Menurutnya, kenaikan NPL sendiri bukanlah menjadi alasan utama untuk dengan mudah meminta perpanjangan kredit restrukturisasi akibat Covid-19.
“Kalau NPL naik ya [perbankan] harus hati-hati menyalurkan kredit, bukan dikasih restrukturisasi lagi. Kalau dikasih insentif, saya khawatir likuiditas malah ditempatkan bukan untuk usaha yang produktif, malah ditaruh ke surat berharga negara [SBN],” jelasnya.
Dia menyebut, tren NPL gross dan NPL net secara industri masih terus terkendali masing-masing masih berada di bawah 3% dan 1%.
Bahkan, dia menilai kenaikan NPL perlu dilihat secara nominal. Berdasarkan data OJK, NPL bank per Maret 2024 mengalami perbaikan, menjadi Rp163,26 triliun, turun dari bulan sebelumnya Rp166,6 triliun.
Ucok juga menyebut alasan geopolitik dan era suku bunga tinggi sebenarnya tidak terlalu memberikan pengaruh banyak pada perbankan Tanah Air, kecuali porsi kredit valas suatu bank sangat tinggi, misal 50% terhadap portofolio yang ada.
Kondisi Bank
Di tengah tren kenaikan rasio kredit bermasalah secara industri, PT Bank Central Asia Tbk. (BBCA) terus menjaga cadangan kerugian penurunan nilai (CKPN) yang memadai, dengan NPL coverage sebesar 220,3% dan LAR coverage sebesar 71,9% per Maret 2024.
EVP Corporate Communication and Social Responsibility BCA Hera F. Haryn mengatakan biaya pencadangan akan senantiasa pihaknya review sejalan dengan perkembangan kualitas aset dan kondisi perekonomian Indonesia.
“Pertumbuhan kredit BCA diikuti kualitas pinjaman yang terkendali, sejalan dengan portofolio kredit yang direstrukturisasi berangsur kembali ke pembayaran normal,” ujarnya kepada Bisnis, Jumat (21/6/2024).
Tercatat, di BCA LaR berada pada angka 6,6% pada kuartal I/2024, turun dibandingkan angka setahun lalu yaitu 9,8%. Sedangkan, NPL BCA naik tipis menjadi 1,9% pada kuartal I/2024 dibanding periode yang sama tahun sebelumnya yakni 1,8%.

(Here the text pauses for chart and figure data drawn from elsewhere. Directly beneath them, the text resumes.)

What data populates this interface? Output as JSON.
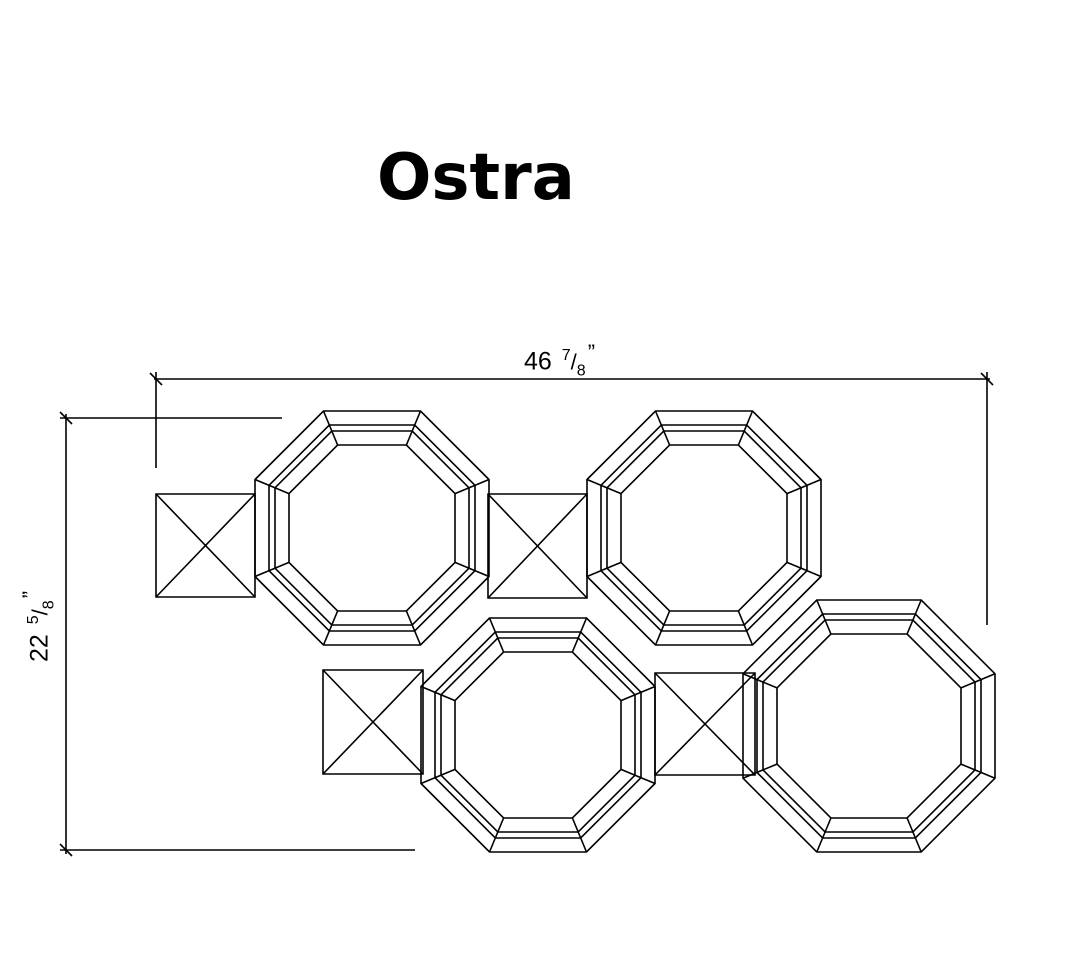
{
  "title": "Ostra",
  "dimensions": {
    "width": {
      "whole": "46",
      "numerator": "7",
      "slash": "/",
      "denominator": "8",
      "unit": "”"
    },
    "height": {
      "whole": "22",
      "numerator": "5",
      "slash": "/",
      "denominator": "8",
      "unit": "”"
    }
  }
}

“Ke depan, BCA akan senantiasa mendorong penyaluran kredit di berbagai sektor, dengan senantiasa mempertimbangkan prinsip kehati-hatian sesuai dengan dinamika makro ekonomi domestik maupun global,” ucap Hera.

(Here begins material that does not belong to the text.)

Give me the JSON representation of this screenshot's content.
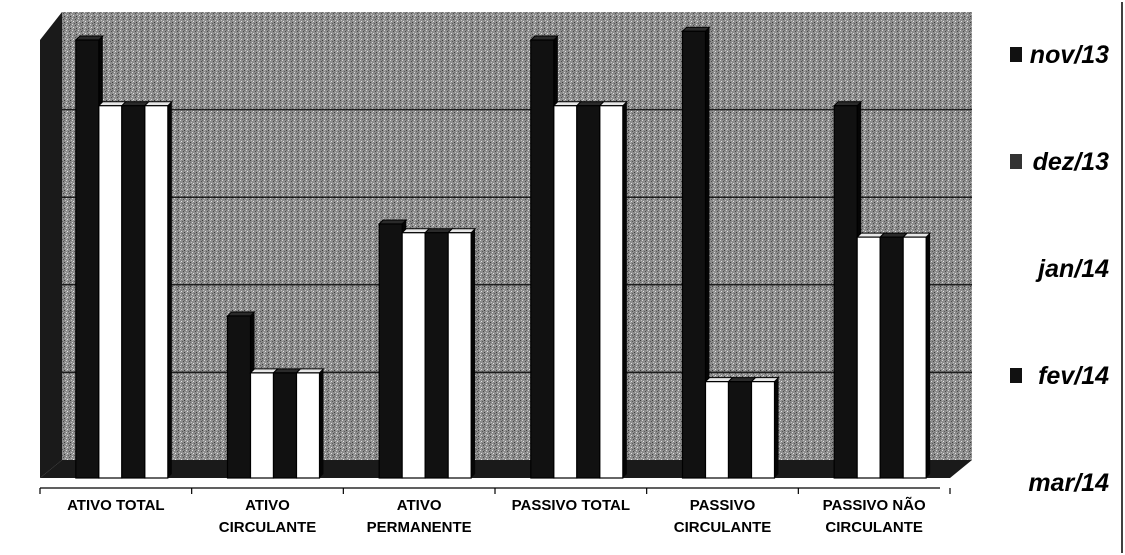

Sementara itu, Direktur Risk Management PT Bank Tabungan Negara (Persero) Tbk. (BBTN) Setiyo Wibowo menyebutkan bahwa pencadangan perseroan tahun ini akan dijaga tetap pada kisaran 150%.
Berdasarkan presentasi perusahaan, per Maret 2024, NPL Coverage berada pada level 152,8% dari periode yang sama tahun lalu 145,9%. Adapun, LaR Coverage sebesar 21,3%, terjaga sejak tahun lalu.

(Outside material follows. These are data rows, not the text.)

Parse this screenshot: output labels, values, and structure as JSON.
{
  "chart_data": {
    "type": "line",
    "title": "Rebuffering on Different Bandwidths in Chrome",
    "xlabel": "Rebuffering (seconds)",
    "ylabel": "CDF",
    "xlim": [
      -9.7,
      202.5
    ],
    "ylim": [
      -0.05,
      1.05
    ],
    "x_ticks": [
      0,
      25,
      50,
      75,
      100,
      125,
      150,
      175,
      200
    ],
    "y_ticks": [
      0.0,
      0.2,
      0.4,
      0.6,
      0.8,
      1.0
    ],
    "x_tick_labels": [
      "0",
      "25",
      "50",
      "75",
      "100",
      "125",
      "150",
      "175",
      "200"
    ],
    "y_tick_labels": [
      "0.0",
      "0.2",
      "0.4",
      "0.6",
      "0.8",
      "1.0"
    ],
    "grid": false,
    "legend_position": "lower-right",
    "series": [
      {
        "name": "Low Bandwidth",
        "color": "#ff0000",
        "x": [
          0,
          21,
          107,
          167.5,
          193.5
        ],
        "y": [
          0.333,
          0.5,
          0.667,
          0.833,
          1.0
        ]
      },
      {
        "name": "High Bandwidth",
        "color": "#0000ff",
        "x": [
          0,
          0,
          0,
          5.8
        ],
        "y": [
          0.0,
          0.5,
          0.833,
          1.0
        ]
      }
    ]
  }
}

“Ini sejalan dengan masih tingginya risiko kredit dari efek kenaikan suku bunga dan berakhirnya restrukturisasi Covid-19 program,” katanya kepada Bisnis, Jumat (21/6/2024).
Lebih lanjut, dirinya juga mengungkapkan bahwa tahun ini NPL BTN akan membaik menjadi pada kisaran 2,8-2,9% dan LAR dibawah 20%.
Per Maret 2024 NPL gross BTN mencapai 3%, turun dari periode yang sama tahun lalu yakni 3,5%. NPL net juga menjadi 1,4% dari 1,5%. LAR juga berhasil ditekan ke level 21,6% dibandingkan dengan sebelumnya, sebesar 24,2%.